Discussion Board Posts

Three crucial things to be included in an evaluation:
1. Regular, brief meetings about progress and action-points/deliverables -- ongoing communication throughout process
2. Well-crafted and varied data collection instruments and, similarly, transparent and easy-to-interpret results
3. Suggestions of areas for improvement based specifically on data results that are unique to our program (not just canned, generic responses)

One critical job skill: Organization (of people, resources, and time)

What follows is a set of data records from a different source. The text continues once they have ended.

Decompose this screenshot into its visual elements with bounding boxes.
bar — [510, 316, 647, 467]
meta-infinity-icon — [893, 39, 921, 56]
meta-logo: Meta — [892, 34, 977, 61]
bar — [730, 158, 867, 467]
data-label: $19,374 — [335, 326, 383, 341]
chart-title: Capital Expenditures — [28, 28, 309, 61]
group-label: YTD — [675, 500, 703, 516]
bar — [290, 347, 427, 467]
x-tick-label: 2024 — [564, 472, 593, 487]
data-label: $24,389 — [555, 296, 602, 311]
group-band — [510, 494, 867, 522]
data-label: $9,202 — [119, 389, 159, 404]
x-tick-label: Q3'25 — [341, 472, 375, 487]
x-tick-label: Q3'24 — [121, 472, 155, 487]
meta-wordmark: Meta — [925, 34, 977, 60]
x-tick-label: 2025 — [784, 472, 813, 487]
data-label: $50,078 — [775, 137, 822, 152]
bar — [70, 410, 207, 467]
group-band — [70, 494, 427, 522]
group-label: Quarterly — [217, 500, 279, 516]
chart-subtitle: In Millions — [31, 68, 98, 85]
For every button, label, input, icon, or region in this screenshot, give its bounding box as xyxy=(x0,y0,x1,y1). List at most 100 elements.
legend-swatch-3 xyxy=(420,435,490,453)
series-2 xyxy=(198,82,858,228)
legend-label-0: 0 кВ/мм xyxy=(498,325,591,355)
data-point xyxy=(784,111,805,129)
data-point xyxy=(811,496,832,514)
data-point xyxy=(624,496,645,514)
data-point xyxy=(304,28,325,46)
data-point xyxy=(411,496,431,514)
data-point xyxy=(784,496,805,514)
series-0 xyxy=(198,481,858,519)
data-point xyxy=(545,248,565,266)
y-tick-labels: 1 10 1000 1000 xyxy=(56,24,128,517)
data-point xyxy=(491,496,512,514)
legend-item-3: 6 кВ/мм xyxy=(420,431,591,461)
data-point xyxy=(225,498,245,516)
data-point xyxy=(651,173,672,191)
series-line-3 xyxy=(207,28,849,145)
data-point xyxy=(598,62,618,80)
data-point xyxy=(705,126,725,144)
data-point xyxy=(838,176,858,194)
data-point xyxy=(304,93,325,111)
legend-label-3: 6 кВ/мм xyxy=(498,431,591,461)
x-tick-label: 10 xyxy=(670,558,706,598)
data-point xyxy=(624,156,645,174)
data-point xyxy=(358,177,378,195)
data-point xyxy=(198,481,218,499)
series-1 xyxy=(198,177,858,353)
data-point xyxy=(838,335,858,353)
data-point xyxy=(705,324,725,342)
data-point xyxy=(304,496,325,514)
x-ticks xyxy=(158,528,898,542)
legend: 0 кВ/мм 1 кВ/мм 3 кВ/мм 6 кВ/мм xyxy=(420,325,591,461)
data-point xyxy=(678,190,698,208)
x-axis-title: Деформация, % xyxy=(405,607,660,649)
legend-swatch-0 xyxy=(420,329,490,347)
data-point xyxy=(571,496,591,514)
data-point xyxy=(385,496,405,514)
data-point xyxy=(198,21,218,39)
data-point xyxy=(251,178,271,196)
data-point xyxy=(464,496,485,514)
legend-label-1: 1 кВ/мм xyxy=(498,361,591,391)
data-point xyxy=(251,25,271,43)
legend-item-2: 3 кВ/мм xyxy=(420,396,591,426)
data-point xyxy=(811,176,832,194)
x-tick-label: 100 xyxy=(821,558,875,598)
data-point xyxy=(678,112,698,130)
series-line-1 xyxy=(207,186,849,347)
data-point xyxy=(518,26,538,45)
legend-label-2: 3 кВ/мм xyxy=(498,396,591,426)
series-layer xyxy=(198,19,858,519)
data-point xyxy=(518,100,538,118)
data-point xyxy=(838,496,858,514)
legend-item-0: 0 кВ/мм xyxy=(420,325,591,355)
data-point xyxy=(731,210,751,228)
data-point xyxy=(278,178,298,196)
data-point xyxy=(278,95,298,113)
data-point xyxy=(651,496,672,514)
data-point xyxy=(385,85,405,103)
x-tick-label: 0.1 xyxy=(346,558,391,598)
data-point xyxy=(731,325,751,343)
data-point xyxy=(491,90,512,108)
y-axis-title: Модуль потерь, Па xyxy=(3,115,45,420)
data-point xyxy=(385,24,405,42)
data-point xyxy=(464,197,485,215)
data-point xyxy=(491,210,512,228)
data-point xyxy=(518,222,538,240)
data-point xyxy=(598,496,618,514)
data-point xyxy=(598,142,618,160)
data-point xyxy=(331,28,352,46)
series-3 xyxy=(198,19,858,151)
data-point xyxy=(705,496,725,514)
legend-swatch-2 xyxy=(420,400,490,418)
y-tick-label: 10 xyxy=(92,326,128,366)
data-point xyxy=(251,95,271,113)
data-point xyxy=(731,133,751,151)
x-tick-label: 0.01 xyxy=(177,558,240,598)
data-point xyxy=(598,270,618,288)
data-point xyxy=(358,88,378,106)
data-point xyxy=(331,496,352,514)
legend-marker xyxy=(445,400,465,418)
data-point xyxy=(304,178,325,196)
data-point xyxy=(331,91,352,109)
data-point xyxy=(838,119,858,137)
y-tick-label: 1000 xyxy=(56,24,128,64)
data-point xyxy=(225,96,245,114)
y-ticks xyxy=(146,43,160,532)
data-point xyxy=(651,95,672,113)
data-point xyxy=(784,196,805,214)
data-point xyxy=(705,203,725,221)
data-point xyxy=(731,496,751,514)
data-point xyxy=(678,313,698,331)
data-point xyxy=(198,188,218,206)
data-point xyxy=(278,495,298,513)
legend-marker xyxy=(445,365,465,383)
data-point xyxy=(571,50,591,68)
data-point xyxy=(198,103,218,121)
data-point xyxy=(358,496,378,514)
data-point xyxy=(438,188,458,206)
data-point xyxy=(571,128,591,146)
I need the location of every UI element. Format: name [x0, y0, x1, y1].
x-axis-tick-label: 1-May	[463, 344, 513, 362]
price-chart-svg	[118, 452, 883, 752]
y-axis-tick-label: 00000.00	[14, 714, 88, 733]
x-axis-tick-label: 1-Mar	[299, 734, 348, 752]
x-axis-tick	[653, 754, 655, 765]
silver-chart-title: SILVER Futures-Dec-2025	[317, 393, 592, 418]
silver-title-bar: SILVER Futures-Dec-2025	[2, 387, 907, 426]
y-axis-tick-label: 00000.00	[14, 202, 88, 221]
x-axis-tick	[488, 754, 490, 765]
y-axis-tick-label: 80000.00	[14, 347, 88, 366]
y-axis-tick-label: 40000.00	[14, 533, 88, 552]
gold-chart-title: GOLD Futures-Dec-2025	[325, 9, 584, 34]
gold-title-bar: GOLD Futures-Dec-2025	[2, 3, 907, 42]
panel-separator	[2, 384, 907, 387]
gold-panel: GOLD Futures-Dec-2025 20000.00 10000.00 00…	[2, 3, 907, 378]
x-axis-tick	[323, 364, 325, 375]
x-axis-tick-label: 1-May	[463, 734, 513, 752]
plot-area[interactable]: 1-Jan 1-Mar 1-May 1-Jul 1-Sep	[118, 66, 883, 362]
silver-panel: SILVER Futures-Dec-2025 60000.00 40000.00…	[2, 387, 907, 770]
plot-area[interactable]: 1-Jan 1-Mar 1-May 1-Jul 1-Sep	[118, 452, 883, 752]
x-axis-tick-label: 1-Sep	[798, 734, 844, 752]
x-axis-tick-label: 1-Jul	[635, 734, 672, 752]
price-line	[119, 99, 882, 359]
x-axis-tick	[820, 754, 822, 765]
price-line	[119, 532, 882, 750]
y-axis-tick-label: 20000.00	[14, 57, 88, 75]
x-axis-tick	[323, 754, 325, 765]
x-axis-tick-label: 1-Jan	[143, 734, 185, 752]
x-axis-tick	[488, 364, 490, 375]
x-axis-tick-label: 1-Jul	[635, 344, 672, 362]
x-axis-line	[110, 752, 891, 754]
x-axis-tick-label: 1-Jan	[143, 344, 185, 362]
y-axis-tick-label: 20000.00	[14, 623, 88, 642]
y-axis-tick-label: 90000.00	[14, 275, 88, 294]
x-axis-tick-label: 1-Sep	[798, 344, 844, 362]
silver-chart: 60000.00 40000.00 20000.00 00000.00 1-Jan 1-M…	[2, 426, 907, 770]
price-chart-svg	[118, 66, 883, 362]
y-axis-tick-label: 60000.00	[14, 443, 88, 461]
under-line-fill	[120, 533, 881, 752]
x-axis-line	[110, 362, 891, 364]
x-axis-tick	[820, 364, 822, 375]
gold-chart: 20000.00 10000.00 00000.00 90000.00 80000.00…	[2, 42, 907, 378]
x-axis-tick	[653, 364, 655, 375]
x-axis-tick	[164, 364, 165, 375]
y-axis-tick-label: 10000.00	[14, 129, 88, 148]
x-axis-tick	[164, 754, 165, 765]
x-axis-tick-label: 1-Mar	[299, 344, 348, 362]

I would set up the evaluation to include:
- thoughts/ideas from all stakeholders at the very beginning (cast the net wide)
- an evaluation team internal to the company that helps work directly with the evaluator (but is a voice/go-between of the relevant stakeholders)
- early planning stages to include the evaluator
- the development of clear objectives tied to clear activities tied to clear evaluation measures/questions
- many avenues and formats for data collection
- A lot of time spent on careful data analysis
- A well-crafted report with a lot of visuals to make the relationships/patterns among the data very clear
- Several formative evaluation processes before a summative evaluation
- Transparency and communication as much as possible to encourage trust and a spirit of joint ownership

Reply to a peer:
Yes, gap analysis was also a big takeaway for me.  Taking stock of present and future and concrete steps to bridge the two seems like a straightforward way to design a program with the "end" in mind.  The vision of the future would help build the backbone for the program objectives, which would then be aligned with evaluation questions/tasks. Being detail-oriented as an evaluator would help the program staff ensure none of these steps were left out in the process. It's also helpful that the evaluator is focused exclusively on these kinds of details instead of a bunch of other tasks/duties within the organization (which prevent one from seeing the "big picture").